Beihdja Rahal, l'icône de la musique arabo-andalouse, honorée par l'ONDA

     
     
 

En hommage à son investissement pour la sauvegarde de ce patrimoine musical ancestral : Beihdja Rahal, l'icône de la musique arabo-andalouse, honorée par l'ONDA.

L'interprète de musique arabo-andalouse Beihdja Rahal a été honorée par l'Office national des droits d'auteur et droits voisins (ONDA) à l'occasion de la sortie de son coffret, contenant 27 albums, ainsi que pour son investissement pour la sauvegarde de ce patrimoine musical ancestral.

Beihdja Rahal, accompagnée de la troupe musicale de l'Association des beaux-arts d'Alger, a gratifié le public du Théâtre national algérien (TNA) de quelques extraits de cette nouba magnifique, notamment en ouvrant le bal avec une sika, puis aroubi, avec les titres «Ya layem aâlach tloum» et «Mahboubi Tal Dj'fah», clôturant avec «El khazna sghira», et, dans le genre madih, «Ya Habibi Ya Mohamed».

La chanteuse révèlera, en marge du spectacle, «c'est un honneur pour moi, de recevoir ce bel hommage. Cela m'encourage à continuer et à persévérer dans ce travail de préservation du patrimoine, car cela n'est pas évident. J'ai commencé à enregistrer les noubate andalouses, en 1995, et ce n'est pas encore au point».

Elle ajoutera que «ce qui est essentiel, c'est que les gens ont aimé et demandent d'autres albums. Ce que j'ai d'ailleurs fait. Il y a eu même des années où j'ai sorti deux noubate en même temps. J'essaie d'accélérer dans le rythme d'enregistrement et, d'ailleurs, j'ai pu, l'année dernière, enregistrer mon 27e album. Cela reste juste une étape».

«Nous avons préservé ce patrimoine. Pendant des années on parlait de 24 noubate, mais après avoir effectué des recherches, nous avons constaté qu'il n'y avait que douze noubate. Pour celles qu'on dit être perdues, nous n'avons aucune trace ni preuve. Dans ce cas, on ne parlera que de ces douze existantes. On arrive, avec nos moyens actuels à préserver plus et mieux qu'avant», a-t-elle déclaré.

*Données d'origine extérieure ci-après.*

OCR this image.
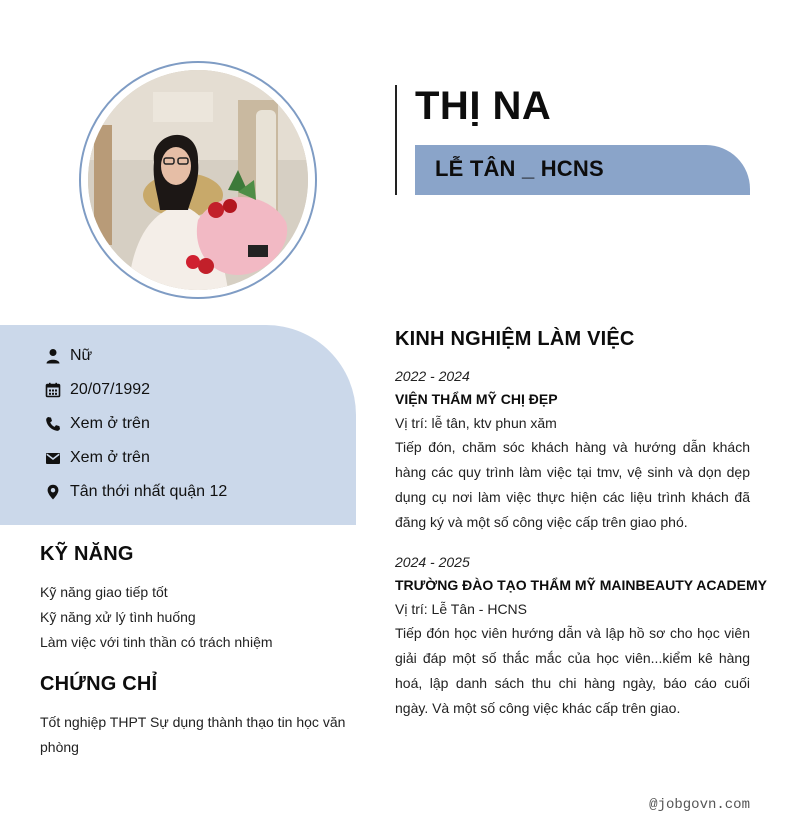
THỊ NA
LỄ TÂN _ HCNS
Nữ
20/07/1992
Xem ở trên
Xem ở trên
Tân thới nhất quận 12
KỸ NĂNG
Kỹ năng giao tiếp tốt
Kỹ năng xử lý tình huống
Làm việc với tinh thần có trách nhiệm
CHỨNG CHỈ
Tốt nghiệp THPT Sự dụng thành thạo tin học văn phòng
KINH NGHIỆM LÀM VIỆC
2022 - 2024
VIỆN THẨM MỸ CHỊ ĐẸP
Vị trí: lễ tân, ktv phun xăm
Tiếp đón, chăm sóc khách hàng và hướng dẫn khách hàng các quy trình làm việc tại tmv, vệ sinh và dọn dẹp dụng cụ nơi làm việc thực hiện các liệu trình khách đã đăng ký và một số công việc cấp trên giao phó.
2024 - 2025
TRƯỜNG ĐÀO TẠO THẨM MỸ MAINBEAUTY ACADEMY
Vị trí: Lễ Tân - HCNS
Tiếp đón học viên hướng dẫn và lập hồ sơ cho học viên giải đáp một số thắc mắc của học viên...kiểm kê hàng hoá, lập danh sách thu chi hàng ngày, báo cáo cuối ngày. Và một số công việc khác cấp trên giao.
@jobgovn.com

Elle expliquera à ce propos que «dans les siècles passés, la transmission se faisait seulement de maître à disciple. Aujourd'hui, des associations ont vu le jour et plusieurs élèves prennent le relais, ce qui multiplie cette transmission traditionnelle».

Pour Beihdja Rahal, c'est vrai qu'«aujourd'hui, on voit des coffrets de musique andalouse sortir, mais c'est l'interprétation qui est importante. Il faut qu'on la préserve qu'on essaie de rester fidèle à ce qu'on nous a appris. Certes, il y a des chanteurs qui veulent moderniser cette musique, c'est bien, mais, d'autre part, il faut préserver le patrimoine ancestral».

«La relève est assurée par des jeunes talents, à l'exemple de la troupe de l'Association des beaux-arts d'Alger, qui m'a accompagnée ce soir. Aujourd'hui on trouve plusieurs associations qui travaillent à promouvoir ce patrimoine et cela dans la plupart des wilayas. Cela prouve aussi que ce patrimoine n'appartient pas qu'aux villes citadines ou côtières, mais plutôt à tous les Algériens, c'est un patrimoine national», ajoutera-t-elle.

 

Une tournée nationale cet été.

La chanteuse nous confiera qu'en partenariat avec l'ONDA, cet été, elle fera une tournée nationale afin de promouvoir sa musique de cur. «Avec l'ONDA, nous avons décidé de faire tout le territoire national au mois d'août prochain. C'est vraiment un rêve d'arriver à faire les 48 wilayas, car Alger et les autres grandes villes ne sont pas l'Algérie. Il faut partager avec les autres villes cette musique qui est aussi la leur.».

Elle ajoutera que c'est une fierté pour elle d'interpréter cette musique en France où elle a créé l'association Rythme Harmonie. «Nous avons commencé avec une seule classe, en 2008, aujourd'hui nous sommes arrivés à trois classes, avec 50 élèves et où j'enseigne. Chaque année, nous accueillons un nouveau niveau, nous sommes aujourd'hui à trois, nous avons des Algériens, beaucoup de Marocains et même des Français», affirmera-t-elle.